The issue is Alberta’s democratic deficit.
People here have freedom to run for office and vote as they choose. But the rules governing how parties are financed, the way party leaders are chosen, and how elections are fought are skewed heavily toward those with power to grant favours and those with money to secure them.
Alberta is the only province in Canada with no spending limits on elections. Alberta allows the second-highest tax credit limit for political donations of all the provinces. There is no prohibition on corporate or union funding of political parties — and as we have seen, the donation limits seem more like guidelines than rules.
Only in Alberta is the position of chief electoral officer (the top policeman on watch against corrupt electoral practices) appointed by a partisan agent of the party in power.
Lorne Gibson held that position once. He fought for tighter limits on party fundraising and more transparency in how the money is spent. He was fired in 2009 by then-premier Ed Stelmach.
That was the low point. That was not too long after the premier sought to recoup his leadership campaign costs by selling face time in conjunction with a fundraising dinner. These dinners and breakfasts — the lifeblood of all parties — were attended by people on payrolls either fully or partly filled by tax dollars, and nobody will ever know how many expensive meals ended up with receipts given, which were expensed back at the government-funded office.
It was unethical — and far too often unquestioned.
And now we hear the premier’s sister — with her six-figure government salary — felt entitled to political activism, with us paying the expenses.

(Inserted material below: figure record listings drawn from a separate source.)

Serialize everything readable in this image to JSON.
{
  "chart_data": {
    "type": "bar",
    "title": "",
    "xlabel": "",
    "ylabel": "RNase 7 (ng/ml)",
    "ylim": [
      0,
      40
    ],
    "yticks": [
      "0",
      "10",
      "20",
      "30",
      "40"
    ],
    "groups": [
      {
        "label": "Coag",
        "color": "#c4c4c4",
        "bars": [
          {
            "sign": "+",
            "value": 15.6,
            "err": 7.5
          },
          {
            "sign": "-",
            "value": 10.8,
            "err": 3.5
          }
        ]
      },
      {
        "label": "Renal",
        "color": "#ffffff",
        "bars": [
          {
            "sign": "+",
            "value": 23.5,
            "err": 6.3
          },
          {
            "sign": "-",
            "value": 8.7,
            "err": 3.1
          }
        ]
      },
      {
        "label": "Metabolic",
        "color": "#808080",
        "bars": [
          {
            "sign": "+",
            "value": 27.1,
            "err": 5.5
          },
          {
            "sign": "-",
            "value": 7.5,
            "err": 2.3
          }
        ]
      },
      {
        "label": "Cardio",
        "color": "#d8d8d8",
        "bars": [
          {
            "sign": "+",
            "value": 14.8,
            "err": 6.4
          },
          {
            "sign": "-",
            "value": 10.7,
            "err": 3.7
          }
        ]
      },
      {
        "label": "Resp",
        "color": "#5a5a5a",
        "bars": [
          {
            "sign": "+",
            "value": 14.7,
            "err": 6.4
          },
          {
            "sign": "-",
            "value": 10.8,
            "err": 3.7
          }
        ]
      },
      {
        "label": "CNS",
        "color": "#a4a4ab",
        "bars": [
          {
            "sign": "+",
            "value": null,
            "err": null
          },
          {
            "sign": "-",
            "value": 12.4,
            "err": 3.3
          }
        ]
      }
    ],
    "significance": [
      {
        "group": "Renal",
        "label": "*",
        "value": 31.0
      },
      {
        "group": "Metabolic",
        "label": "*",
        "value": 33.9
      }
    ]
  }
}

It must be pointed out that Lynn Redford was a senior executive at the Calgary Health Region at the time her expense claims were routinely approved. When the regions were dissolved and melted into the current AHS, its new CEO Stephen Duckett put a sharp line on what government employees could do politically while on the clock.
He’s history now, too, spending his severance elsewhere.
Wildrose is not calling for a total revamp of the laws surrounding election fundraising — just a public investigation into alleged Tory wrongdoing.
We must remember they actually outpolled the Tories in that regard, raising $2.4 million in the last election, against $1.8 million for the Progressive Conservatives. That campaign was supposed to be a Wildrose upset.
Maybe that speaks to our political culture as well. In Alberta, who can tell?